Литмир - Электронная Библиотека
Содержание  
A
A

M. le duc de Beaufort faisait son entrée à la cour avec toutes les réparations dues aux offenses qui lui avaient été faites et tous les honneurs qu’avait droit de réclamer son rang. On lui accordait la grâce pleine et entière de ceux qui l’avaient aidé dans sa fuite, la survivance de l’amirauté que tenait le duc de Vendôme son père, et une indemnité pour ses maisons et châteaux que le parlement de Bretagne avait fait démolir.
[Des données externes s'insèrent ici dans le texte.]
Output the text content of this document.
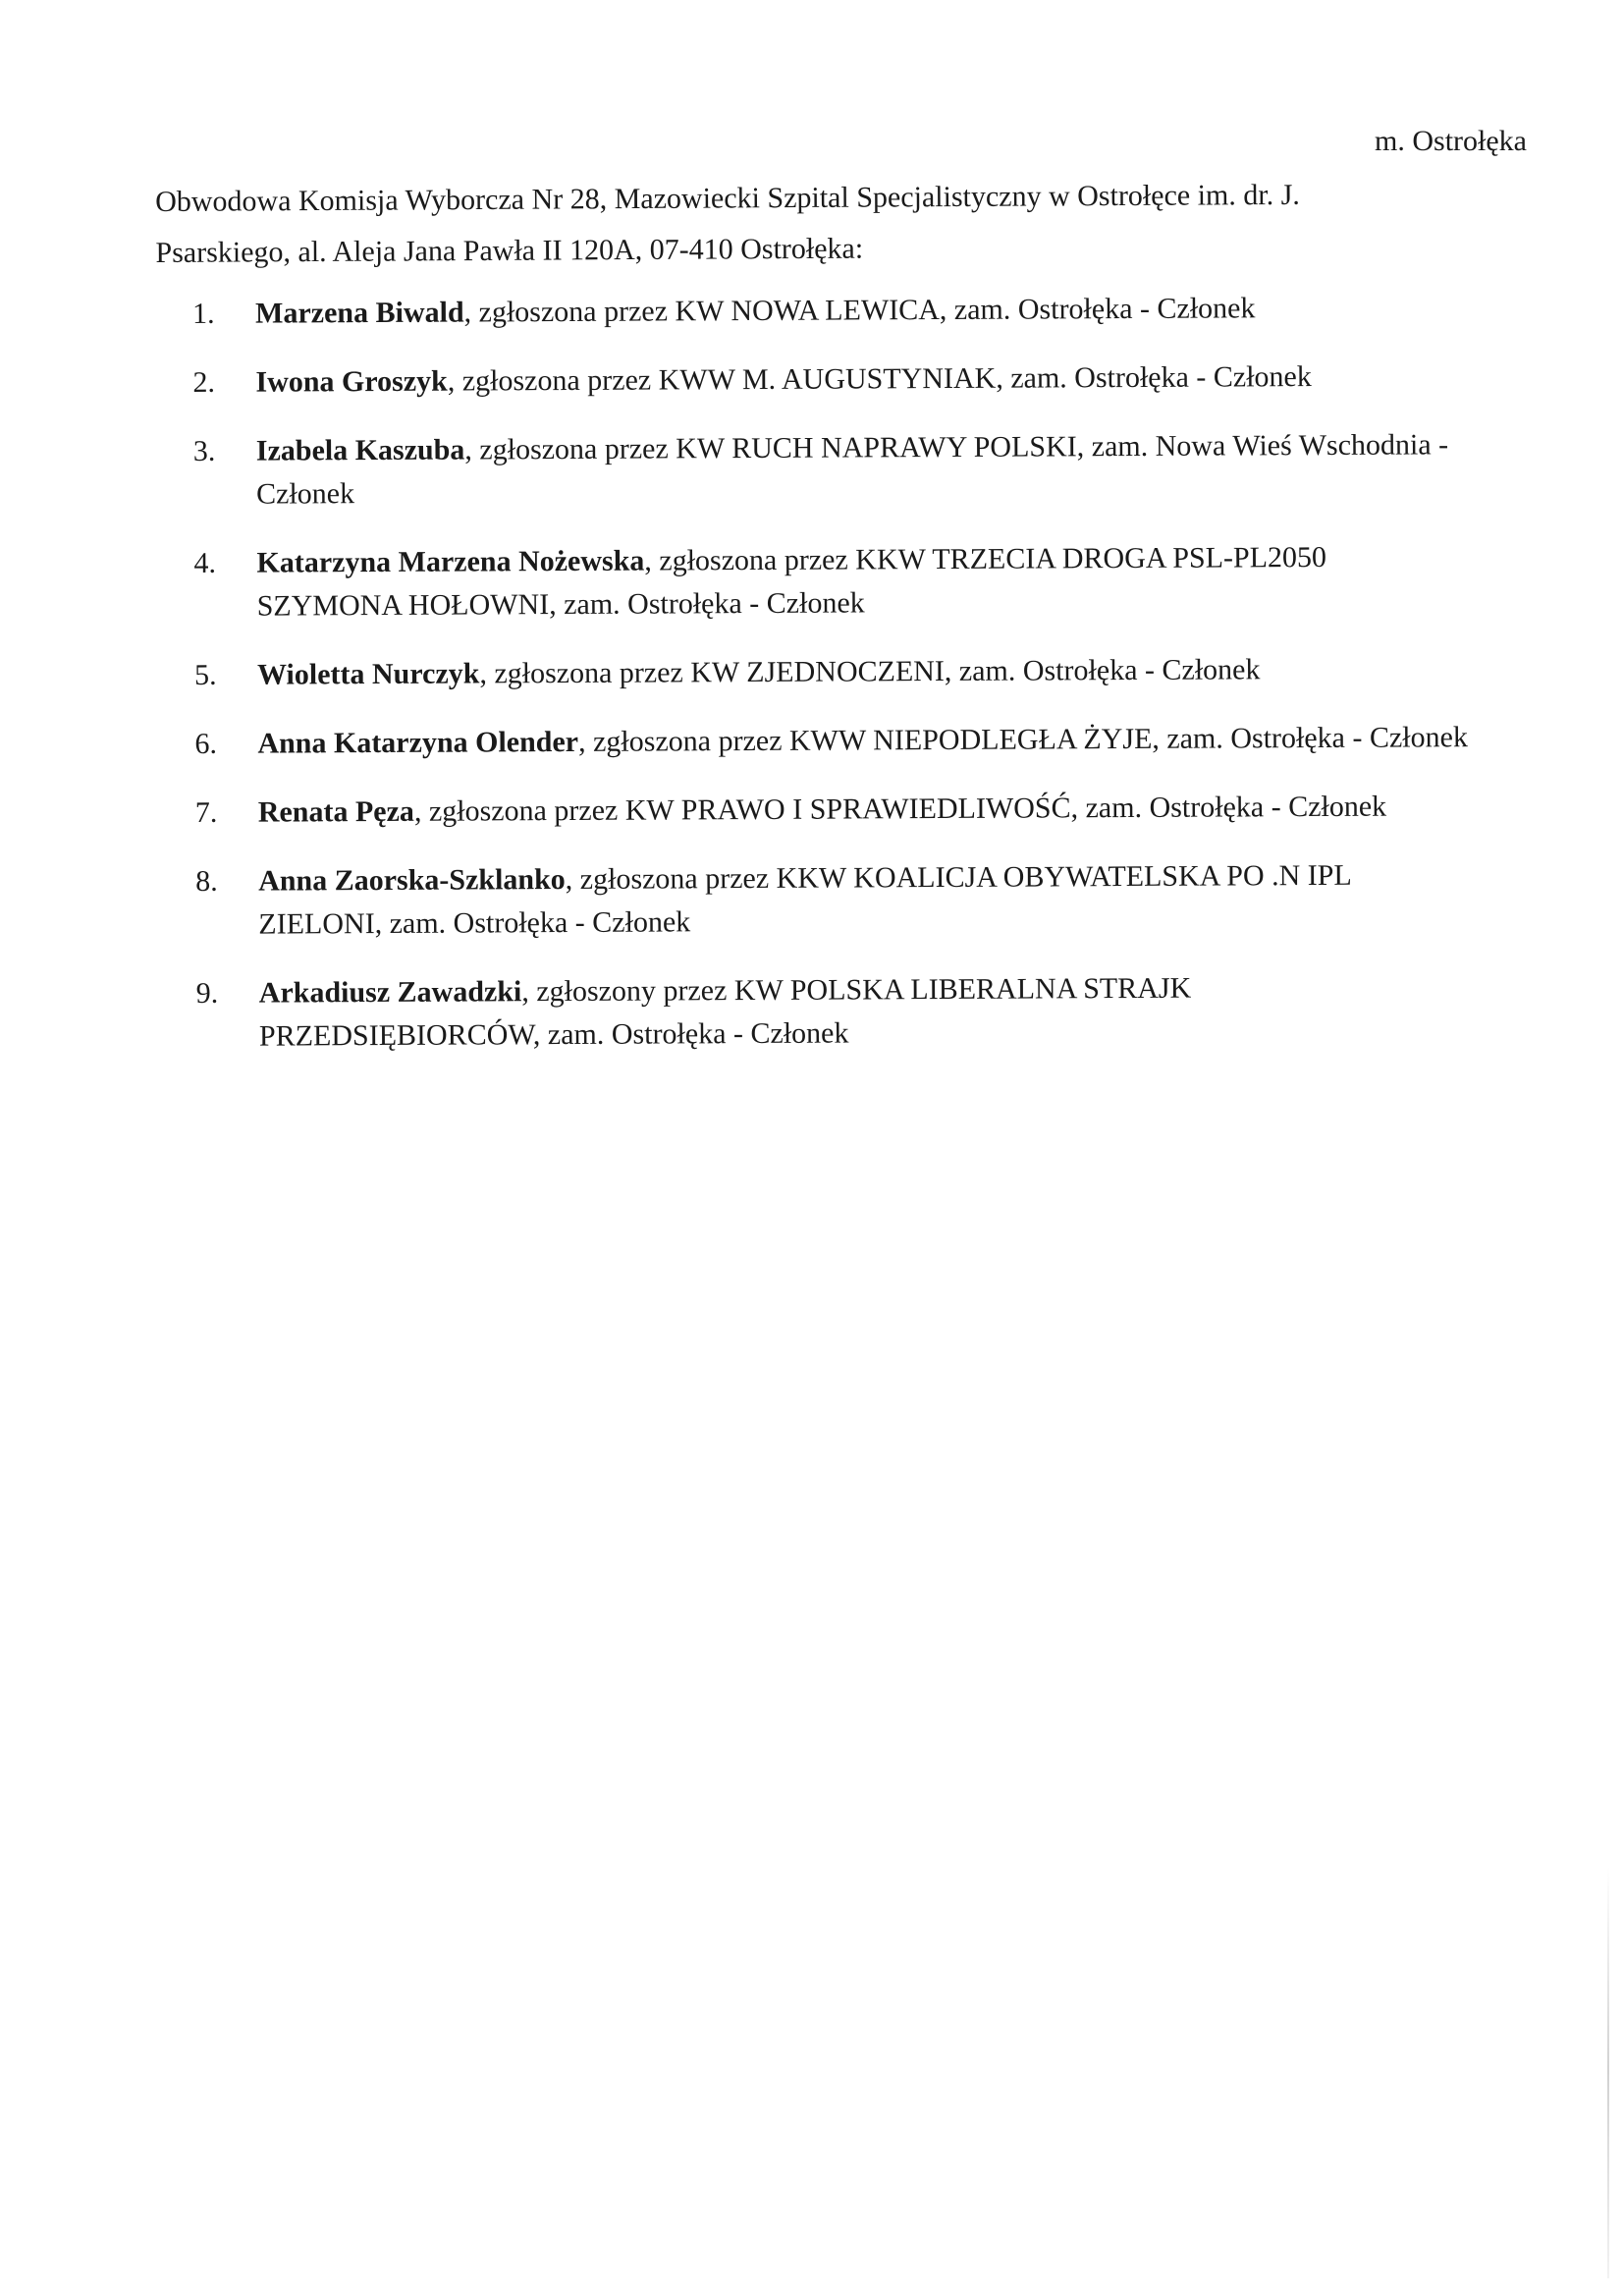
m. Ostrołęka
Obwodowa Komisja Wyborcza Nr 28, Mazowiecki Szpital Specjalistyczny w Ostrołęce im. dr. J. Psarskiego, al. Aleja Jana Pawła II 120A, 07-410 Ostrołęka:
1.	Marzena Biwald, zgłoszona przez KW NOWA LEWICA, zam. Ostrołęka - Członek
2.	Iwona Groszyk, zgłoszona przez KWW M. AUGUSTYNIAK, zam. Ostrołęka - Członek
3.	Izabela Kaszuba, zgłoszona przez KW RUCH NAPRAWY POLSKI, zam. Nowa Wieś Wschodnia - Członek
4.	Katarzyna Marzena Nożewska, zgłoszona przez KKW TRZECIA DROGA PSL-PL2050 SZYMONA HOŁOWNI, zam. Ostrołęka - Członek
5.	Wioletta Nurczyk, zgłoszona przez KW ZJEDNOCZENI, zam. Ostrołęka - Członek
6.	Anna Katarzyna Olender, zgłoszona przez KWW NIEPODLEGŁA ŻYJE, zam. Ostrołęka - Członek
7.	Renata Pęza, zgłoszona przez KW PRAWO I SPRAWIEDLIWOŚĆ, zam. Ostrołęka - Członek
8.	Anna Zaorska-Szklanko, zgłoszona przez KKW KOALICJA OBYWATELSKA PO .N IPL ZIELONI, zam. Ostrołęka - Członek
9.	Arkadiusz Zawadzki, zgłoszony przez KW POLSKA LIBERALNA STRAJK PRZEDSIĘBIORCÓW, zam. Ostrołęka - Członek
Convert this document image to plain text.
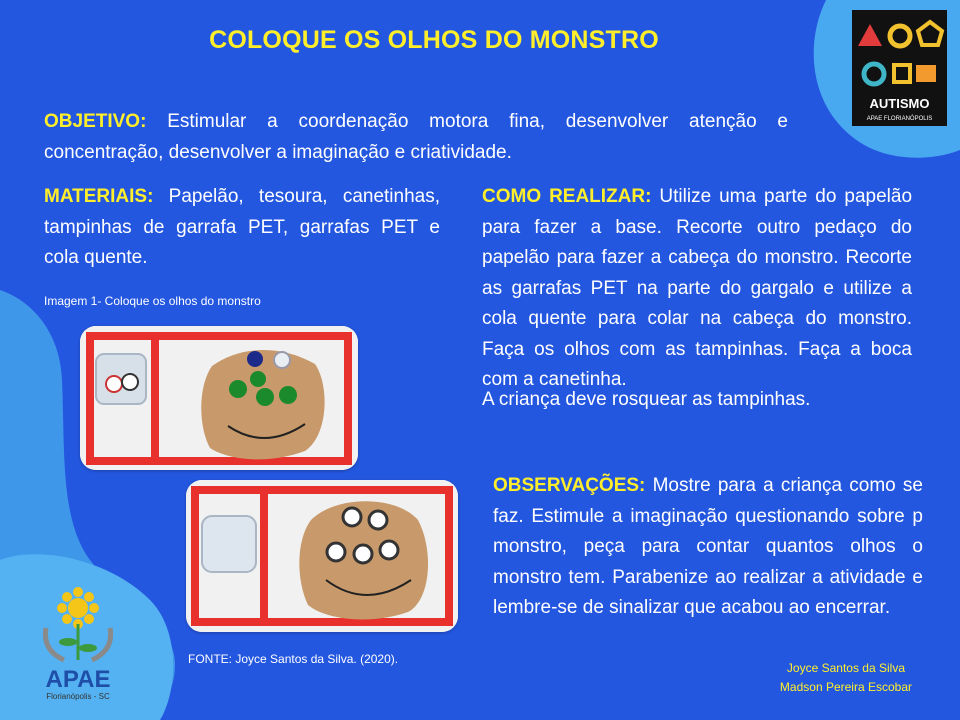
AUTISMO
APAE FLORIANÓPOLIS
COLOQUE OS OLHOS DO MONSTRO
OBJETIVO: Estimular a coordenação motora fina, desenvolver atenção e concentração, desenvolver a imaginação e criatividade.
MATERIAIS: Papelão, tesoura, canetinhas, tampinhas de garrafa PET, garrafas PET e cola quente.
Imagem 1- Coloque os olhos do monstro
FONTE: Joyce Santos da Silva. (2020).
COMO REALIZAR: Utilize uma parte do papelão para fazer a base. Recorte outro pedaço do papelão para fazer a cabeça do monstro. Recorte as garrafas PET na parte do gargalo e utilize a cola quente para colar na cabeça do monstro. Faça os olhos com as tampinhas. Faça a boca com a canetinha.
A criança deve rosquear as tampinhas.
OBSERVAÇÕES: Mostre para a criança como se faz. Estimule a imaginação questionando sobre p monstro, peça para contar quantos olhos o monstro tem. Parabenize ao realizar a atividade e lembre-se de sinalizar que acabou ao encerrar.
Joyce Santos da Silva
Madson Pereira Escobar
APAE
Florianópolis - SC
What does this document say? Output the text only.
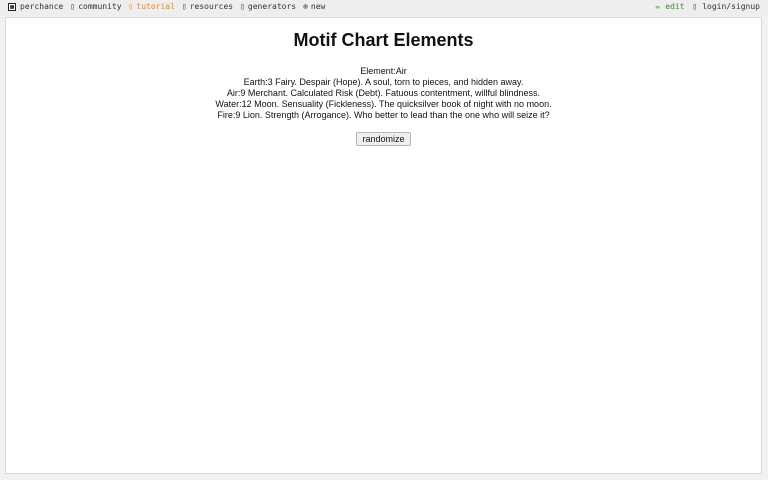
perchance ▯ community ▯ tutorial ▯ resources ▯ generators ⊕ new	✏ edit ▯ login/signup
Motif Chart Elements
Element:Air
Earth:3 Fairy. Despair (Hope). A soul, torn to pieces, and hidden away.
Air:9 Merchant. Calculated Risk (Debt). Fatuous contentment, willful blindness.
Water:12 Moon. Sensuality (Fickleness). The quicksilver book of night with no moon.
Fire:9 Lion. Strength (Arrogance). Who better to lead than the one who will seize it?
randomize
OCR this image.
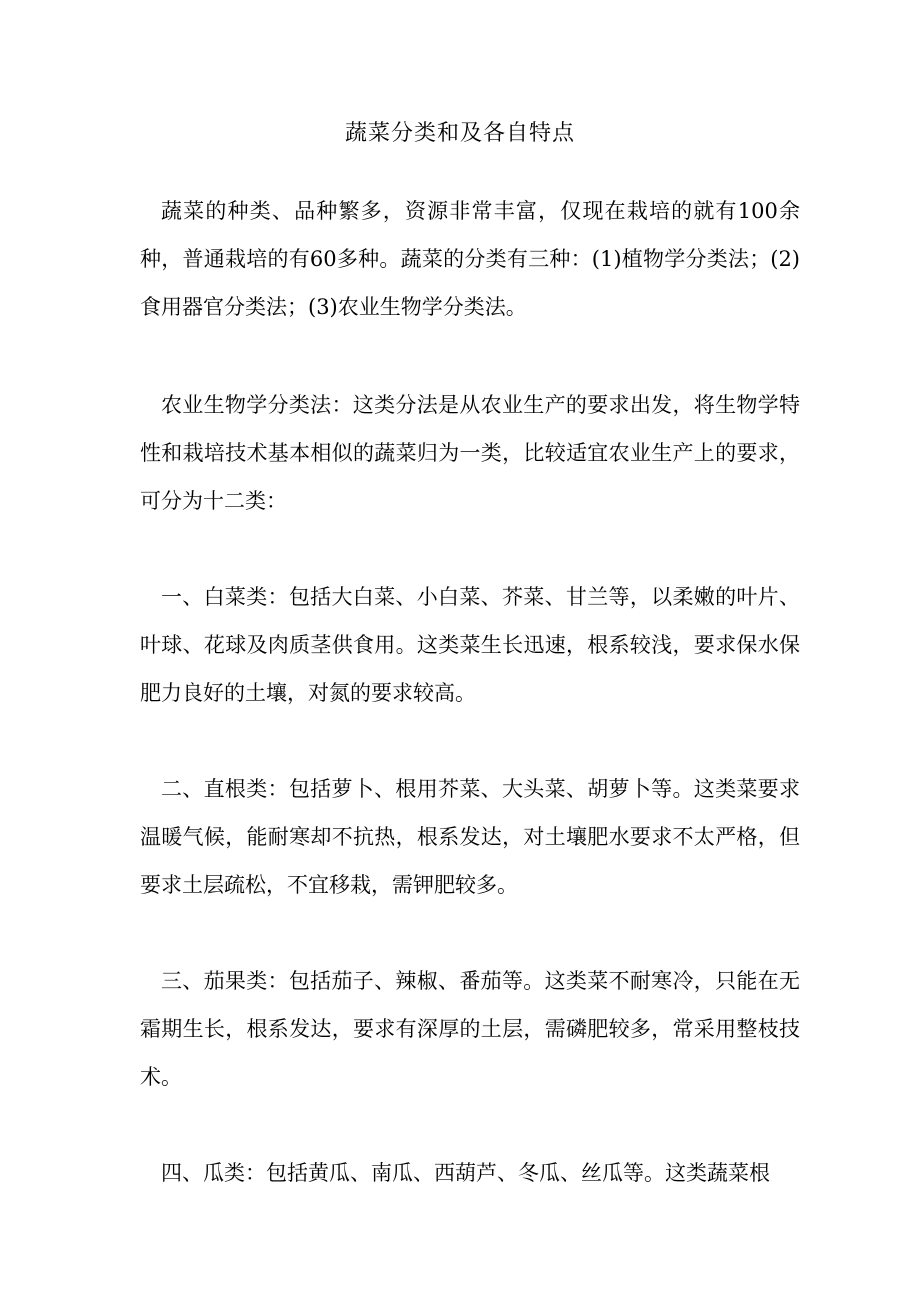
蔬菜分类和及各自特点

蔬菜的种类、品种繁多，资源非常丰富，仅现在栽培的就有100余种，普通栽培的有60多种。蔬菜的分类有三种：(1)植物学分类法；(2)食用器官分类法；(3)农业生物学分类法。

农业生物学分类法：这类分法是从农业生产的要求出发，将生物学特性和栽培技术基本相似的蔬菜归为一类，比较适宜农业生产上的要求，可分为十二类：

一、白菜类：包括大白菜、小白菜、芥菜、甘兰等，以柔嫩的叶片、叶球、花球及肉质茎供食用。这类菜生长迅速，根系较浅，要求保水保肥力良好的土壤，对氮的要求较高。

二、直根类：包括萝卜、根用芥菜、大头菜、胡萝卜等。这类菜要求温暖气候，能耐寒却不抗热，根系发达，对土壤肥水要求不太严格，但要求土层疏松，不宜移栽，需钾肥较多。

三、茄果类：包括茄子、辣椒、番茄等。这类菜不耐寒冷，只能在无霜期生长，根系发达，要求有深厚的土层，需磷肥较多，常采用整枝技术。

四、瓜类：包括黄瓜、南瓜、西葫芦、冬瓜、丝瓜等。这类蔬菜根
Le duc de Bouillon recevait des domaines d’une égale valeur à sa principauté de Sedan, une indemnité pour les huit ans de non-jouissance de cette principauté, et le titre de prince accordé à lui et à ceux de sa maison.

M. le duc de Longueville, le gouvernement du Pont-de-l’Arche, cinq cent mille livres pour sa femme et l’honneur de voir son fils tenu sur les fonts de baptême par le jeune roi et la jeune Henriette d’Angleterre.

Aramis stipula que ce serait Bazin qui officierait à cette solennité et que ce serait Planchet qui fournirait les dragées.

Le duc d’Elbeuf obtint le paiement de certaines sommes dues à sa femme, cent mille livres pour l’aîné de ses fils et vingt-cinq mille pour chacun des trois autres.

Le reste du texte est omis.